Fiddler and basso profundo, Ken Kepler, introduced us to the song, I Get the Blues When it Rains, a Big Bill Broonzy tune from the 20's reprised over and over throughout the years by performers from the Ink Spots to Judy Garland and even Jim Reeves. Our turn! We had such a gas with the song that it prompted us to come up with something a little more topical (though in the Northwest, songs about having the blues when it rains was singularly apropos).

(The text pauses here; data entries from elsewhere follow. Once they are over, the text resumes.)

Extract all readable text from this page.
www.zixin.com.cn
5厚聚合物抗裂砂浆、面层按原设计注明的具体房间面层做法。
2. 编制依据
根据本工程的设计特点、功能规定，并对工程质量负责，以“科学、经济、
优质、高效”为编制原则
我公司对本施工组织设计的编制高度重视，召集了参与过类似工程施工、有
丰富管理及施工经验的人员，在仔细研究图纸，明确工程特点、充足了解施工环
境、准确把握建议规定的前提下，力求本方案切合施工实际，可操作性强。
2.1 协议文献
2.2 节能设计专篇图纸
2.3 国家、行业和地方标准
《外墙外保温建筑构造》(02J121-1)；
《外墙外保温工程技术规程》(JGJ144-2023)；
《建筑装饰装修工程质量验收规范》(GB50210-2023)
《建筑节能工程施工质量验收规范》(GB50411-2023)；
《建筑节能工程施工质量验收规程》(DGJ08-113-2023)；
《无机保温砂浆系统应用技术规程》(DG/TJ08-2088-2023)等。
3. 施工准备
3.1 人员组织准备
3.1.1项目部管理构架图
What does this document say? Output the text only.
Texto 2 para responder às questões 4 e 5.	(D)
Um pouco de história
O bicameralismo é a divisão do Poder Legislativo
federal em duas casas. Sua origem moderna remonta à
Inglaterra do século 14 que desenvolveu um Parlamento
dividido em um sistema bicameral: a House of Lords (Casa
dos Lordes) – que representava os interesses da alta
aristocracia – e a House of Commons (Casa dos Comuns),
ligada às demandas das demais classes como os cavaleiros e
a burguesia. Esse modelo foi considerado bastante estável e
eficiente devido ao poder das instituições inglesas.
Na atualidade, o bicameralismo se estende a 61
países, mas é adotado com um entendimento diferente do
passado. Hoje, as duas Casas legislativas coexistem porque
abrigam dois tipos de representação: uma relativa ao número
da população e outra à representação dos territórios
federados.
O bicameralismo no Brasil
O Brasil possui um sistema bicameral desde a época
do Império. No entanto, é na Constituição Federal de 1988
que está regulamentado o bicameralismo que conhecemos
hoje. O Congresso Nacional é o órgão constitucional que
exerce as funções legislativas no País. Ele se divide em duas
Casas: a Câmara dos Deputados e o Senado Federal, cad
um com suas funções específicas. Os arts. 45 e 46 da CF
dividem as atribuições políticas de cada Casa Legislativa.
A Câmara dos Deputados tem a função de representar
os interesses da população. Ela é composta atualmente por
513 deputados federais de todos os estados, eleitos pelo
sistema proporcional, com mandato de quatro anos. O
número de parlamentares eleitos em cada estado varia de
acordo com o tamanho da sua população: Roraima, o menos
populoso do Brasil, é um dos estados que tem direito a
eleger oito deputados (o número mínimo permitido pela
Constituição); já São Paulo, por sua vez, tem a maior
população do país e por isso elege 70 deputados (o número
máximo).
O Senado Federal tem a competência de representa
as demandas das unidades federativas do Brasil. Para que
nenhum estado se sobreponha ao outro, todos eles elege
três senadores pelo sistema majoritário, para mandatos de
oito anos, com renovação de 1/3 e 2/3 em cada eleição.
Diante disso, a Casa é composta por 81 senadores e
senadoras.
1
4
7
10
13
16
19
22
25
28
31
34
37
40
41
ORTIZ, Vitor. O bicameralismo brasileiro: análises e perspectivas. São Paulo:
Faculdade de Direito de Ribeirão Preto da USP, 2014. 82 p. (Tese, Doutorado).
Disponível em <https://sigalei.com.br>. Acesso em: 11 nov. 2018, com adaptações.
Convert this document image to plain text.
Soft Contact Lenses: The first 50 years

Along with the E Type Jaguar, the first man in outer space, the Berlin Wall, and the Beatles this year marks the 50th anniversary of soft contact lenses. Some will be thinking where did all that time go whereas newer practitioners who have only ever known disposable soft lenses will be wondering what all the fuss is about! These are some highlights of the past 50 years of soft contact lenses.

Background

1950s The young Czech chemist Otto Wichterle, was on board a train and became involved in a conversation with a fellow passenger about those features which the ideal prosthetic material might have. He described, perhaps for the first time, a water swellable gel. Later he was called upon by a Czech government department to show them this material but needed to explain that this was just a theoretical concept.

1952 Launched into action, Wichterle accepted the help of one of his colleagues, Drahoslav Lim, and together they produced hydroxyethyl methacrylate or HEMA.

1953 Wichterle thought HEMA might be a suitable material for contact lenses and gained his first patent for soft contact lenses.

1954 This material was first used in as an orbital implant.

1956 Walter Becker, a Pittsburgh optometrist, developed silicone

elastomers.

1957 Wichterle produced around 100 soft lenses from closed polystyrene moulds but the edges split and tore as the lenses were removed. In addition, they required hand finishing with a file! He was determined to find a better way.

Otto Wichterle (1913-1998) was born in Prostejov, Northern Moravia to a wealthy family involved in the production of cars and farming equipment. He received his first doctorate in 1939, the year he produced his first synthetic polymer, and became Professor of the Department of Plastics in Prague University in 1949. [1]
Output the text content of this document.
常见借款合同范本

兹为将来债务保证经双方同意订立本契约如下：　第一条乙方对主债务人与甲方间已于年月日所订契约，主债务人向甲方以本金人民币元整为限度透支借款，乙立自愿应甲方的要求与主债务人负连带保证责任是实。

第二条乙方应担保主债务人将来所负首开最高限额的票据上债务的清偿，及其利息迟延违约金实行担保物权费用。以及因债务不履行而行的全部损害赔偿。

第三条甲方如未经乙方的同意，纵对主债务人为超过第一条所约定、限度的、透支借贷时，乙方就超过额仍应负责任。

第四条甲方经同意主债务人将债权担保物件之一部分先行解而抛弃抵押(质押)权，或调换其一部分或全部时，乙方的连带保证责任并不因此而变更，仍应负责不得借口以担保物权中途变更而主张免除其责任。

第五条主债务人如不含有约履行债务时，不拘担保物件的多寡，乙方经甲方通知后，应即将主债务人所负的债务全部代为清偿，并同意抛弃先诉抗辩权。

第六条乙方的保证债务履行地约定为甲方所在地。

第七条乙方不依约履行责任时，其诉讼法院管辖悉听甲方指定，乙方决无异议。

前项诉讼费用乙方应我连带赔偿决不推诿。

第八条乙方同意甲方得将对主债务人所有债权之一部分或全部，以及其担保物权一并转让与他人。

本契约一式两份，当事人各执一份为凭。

Oh, Eugene did take itself so very seriously and it sure was serious business this new, conscious, social order thing. If we were nothing else, both Albert and I were at least comedians. We loved to get laughs. What better way to spoof the system-- any system-- than to laugh at ourselves and get others to laugh along? We'd gotten our share of laughs about the old America, how about spoofing this “new” America? Commune Refuge was just that-- another exercise in the “emperor has no clothes” – pointing out the obvious. In 1977 we debuted the new tune at the Woodsmen of the World (WOW) hall in Eugene. It fell dead flat. Stony faces. Oh oh.
We had just started a ten-day tour so we certainly were not going to give up the song right away. A few days later we played in Corvallis, the state university town forty miles north of Eugene. People hooped and hollered, practically falling out of their seats. Aha! Now we knew. There is a fine distinction between laughing at yourself and of thinking you are being laughed at (even though there's not a mean bone in the song.) Over the next six or eight years it was regularly slotted in our between-the-sets act, winning laughter in many places, just not in Eugene.
The chimney verse, though not exactly true, owes its origins to Albert's George Dodge truck, his “beater.” In his gypsy caravan, built by Michael Moore before Michael was the head carpenter for the Seattle Opera, Albert had a wood stove and parked freely in public places, warm, dry and at home.